Two Girls Whispering

Priming and the Basketball Coach, or Choose Your Words Carefully

In his book Blink, Malcolm Gladwell describes an experiment done by Yale University psychologist, John Bargh. The experiment was rather simple really, but the results are fascinating.

Imagine that I’m a professor, and I’ve asked you to come and see me in my office. You walk down a long corridor, come through the doorway, and sit down at a table. In front of you is a sheet of paper with a list of five-word sets. I want you to make a grammatical four-word sentence as quickly as possible out of each set. It’s called a scrambled-sentence test.

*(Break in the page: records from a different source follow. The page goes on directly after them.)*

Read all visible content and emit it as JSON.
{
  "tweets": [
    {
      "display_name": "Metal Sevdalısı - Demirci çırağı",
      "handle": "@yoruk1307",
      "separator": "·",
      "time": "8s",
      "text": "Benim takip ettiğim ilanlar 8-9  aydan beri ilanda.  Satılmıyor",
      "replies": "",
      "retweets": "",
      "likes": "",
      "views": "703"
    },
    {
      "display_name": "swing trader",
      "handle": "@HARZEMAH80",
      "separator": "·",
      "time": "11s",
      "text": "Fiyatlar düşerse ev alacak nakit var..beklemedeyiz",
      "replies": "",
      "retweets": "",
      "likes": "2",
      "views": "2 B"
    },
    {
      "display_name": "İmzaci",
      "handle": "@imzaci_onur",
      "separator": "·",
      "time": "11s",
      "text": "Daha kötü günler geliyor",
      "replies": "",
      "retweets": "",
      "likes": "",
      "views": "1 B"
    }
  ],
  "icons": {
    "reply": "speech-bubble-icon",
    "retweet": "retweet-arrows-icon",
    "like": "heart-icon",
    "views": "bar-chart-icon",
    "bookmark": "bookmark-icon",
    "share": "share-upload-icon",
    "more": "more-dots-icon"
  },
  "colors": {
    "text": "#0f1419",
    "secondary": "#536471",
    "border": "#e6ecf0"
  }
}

• him was worried she always
• from are Florida oranges temperature
• ball the throw toss silently
• should now withdraw forgetful we
• sky the seamless gray is

After you finished that test – believe it or not – you would have walked out of my office and back down the hall more slowly than you walked in. With that test I affected the way you behaved. How? Well, look back at the list. Scattered throughout it are certain words, such as “worried”, “Florida”, “lonely”, “forgetful”, and “gray”. You thought I was just making you take a language test. But, in fact, what I was also doing was making the big computer in your brain – your adaptive unconscious – think about the state of being old. It didn’t inform the rest of your brain about its sudden obsession. But it took all this talk of old age so seriously that by the time you finished and walked down the corridor, you acted old. You walked slowly.

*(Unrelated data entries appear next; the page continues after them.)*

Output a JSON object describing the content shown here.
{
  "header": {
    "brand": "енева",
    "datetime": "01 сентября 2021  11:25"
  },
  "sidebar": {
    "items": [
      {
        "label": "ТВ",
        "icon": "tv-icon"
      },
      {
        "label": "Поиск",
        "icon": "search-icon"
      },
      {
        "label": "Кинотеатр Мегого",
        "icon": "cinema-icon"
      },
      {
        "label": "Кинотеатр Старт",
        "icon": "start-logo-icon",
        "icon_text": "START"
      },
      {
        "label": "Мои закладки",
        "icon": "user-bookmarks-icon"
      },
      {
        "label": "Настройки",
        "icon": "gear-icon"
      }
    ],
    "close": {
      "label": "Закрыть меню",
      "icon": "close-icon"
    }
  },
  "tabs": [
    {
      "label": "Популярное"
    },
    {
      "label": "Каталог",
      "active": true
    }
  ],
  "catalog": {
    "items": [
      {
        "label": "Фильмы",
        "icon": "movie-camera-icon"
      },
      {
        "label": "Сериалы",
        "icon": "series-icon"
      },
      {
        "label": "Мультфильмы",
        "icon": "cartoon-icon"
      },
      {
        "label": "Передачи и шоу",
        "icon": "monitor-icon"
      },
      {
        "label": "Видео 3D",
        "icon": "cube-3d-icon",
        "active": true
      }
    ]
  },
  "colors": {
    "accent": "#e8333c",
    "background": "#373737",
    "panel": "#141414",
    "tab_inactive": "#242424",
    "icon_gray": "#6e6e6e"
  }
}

Creepy, right? It’s called priming, but what does it have to do with basketball?

Simply that you as the coach have the ability to prime your players in one direction or another (or, perhaps no direction at all). This is not the first time that you’ve heard your words matter, but maybe you didn’t know quite how much. Could telling your team that they are strong, smart, fast, aggressive, and powerful nudge them in that direction on the court? The above experiment seems to indicate that very thing.

But, if that is the case, then the opposite is also true. Yikes!

So, during your next pre-game, half-time, or even practice speech, think about using “weakness”, “struggle”, “tired”, and “lazy” less and peppering in “tough”, “quick”, “conquer”, and “intelligent” more.

Or, you could just give them a pre-game scrambled-sentence test. That’d probably work too.